The Company accrues interest and penalties related to unrecognized tax benefits as part of its provision for income taxes. The total amount of unrecognized tax benefits was $6.8 million, $6.5 million, and $6.9 million as of November 1, 2025, February 1, 2025, and November 2, 2024, respectively, and is included within long-term liabilities. Additional interest expense recognized in the Third Quarter 2025 and Third Quarter 2024, and during Year-To-Date 2025 and Year-To-Date 2024, related to unrecognized tax benefits was not significant.

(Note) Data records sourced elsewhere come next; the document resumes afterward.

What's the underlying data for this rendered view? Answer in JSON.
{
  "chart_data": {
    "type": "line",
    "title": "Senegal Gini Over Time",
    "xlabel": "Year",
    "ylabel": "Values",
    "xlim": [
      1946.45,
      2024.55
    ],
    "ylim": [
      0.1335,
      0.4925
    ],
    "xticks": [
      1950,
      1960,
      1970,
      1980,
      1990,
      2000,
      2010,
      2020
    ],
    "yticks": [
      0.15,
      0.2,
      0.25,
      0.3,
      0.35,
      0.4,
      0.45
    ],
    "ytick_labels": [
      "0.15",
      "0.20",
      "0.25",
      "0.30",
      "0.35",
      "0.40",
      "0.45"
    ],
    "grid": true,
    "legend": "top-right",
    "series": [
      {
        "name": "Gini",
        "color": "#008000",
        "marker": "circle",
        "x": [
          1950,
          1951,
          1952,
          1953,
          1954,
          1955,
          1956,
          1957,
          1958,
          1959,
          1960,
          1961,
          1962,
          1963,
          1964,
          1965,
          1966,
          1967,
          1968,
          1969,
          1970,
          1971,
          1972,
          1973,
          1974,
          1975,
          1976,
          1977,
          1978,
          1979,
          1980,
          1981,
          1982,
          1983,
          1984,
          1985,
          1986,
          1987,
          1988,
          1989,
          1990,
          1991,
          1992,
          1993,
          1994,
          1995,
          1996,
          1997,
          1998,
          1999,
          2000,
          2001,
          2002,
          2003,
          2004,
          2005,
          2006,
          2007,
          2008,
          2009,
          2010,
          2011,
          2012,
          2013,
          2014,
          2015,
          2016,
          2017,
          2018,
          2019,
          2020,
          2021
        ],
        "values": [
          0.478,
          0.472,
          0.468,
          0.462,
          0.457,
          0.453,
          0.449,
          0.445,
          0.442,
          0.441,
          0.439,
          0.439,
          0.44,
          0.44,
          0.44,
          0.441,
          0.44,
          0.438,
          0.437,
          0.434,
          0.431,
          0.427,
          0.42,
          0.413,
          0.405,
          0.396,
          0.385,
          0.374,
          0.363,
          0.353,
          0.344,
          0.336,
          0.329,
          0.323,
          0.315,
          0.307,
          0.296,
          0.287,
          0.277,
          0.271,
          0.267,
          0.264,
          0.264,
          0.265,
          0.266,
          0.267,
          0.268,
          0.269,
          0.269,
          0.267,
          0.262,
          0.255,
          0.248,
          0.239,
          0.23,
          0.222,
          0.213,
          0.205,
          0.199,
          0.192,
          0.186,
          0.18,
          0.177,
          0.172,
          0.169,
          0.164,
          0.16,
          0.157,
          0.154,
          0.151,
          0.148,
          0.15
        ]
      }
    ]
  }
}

The Company is subject to tax in the United States and foreign jurisdictions, including Canada and Hong Kong. The Company files a consolidated U.S. income tax return for federal income tax purposes. The Company is no longer subject to income tax examinations by U.S. federal, state and local or foreign tax authorities for tax years 2015 and prior.
The Internal Revenue Service is currently conducting an examination of the Company’s tax return for fiscal year 2020 in conjunction with its review of the CARES Act NOL carryback to earlier fiscal years. The Company believes that its reserves for uncertain tax positions are adequate to cover existing risks or exposures. Management believes that an adequate provision has been made for any adjustments that may result from tax examinations. However, the outcome of tax audits cannot be predicted with certainty. If any issues arise as a result of a tax audit, and are resolved in a manner not consistent with management’s expectations, the Company could be required to adjust its provision for income taxes in the period such resolution occurs.
On July 4, 2025, the One Big Beautiful Bill Act was signed into law in the United States. The legislation contains certain provisions related to the full expensing of U.S. research and development costs and other depreciable property. The legislation also includes changes to the determination of the amount of U.S. interest expense that is deductible for U.S. tax purposes. While these changes are generally favorable to the Company’s cash tax position, the legislation does not have a material impact on its estimated annual effective tax rate and financial statements as of the Third Quarter 2025. The Company is evaluating the effects of the legislation that will begin to apply in fiscal year 2026.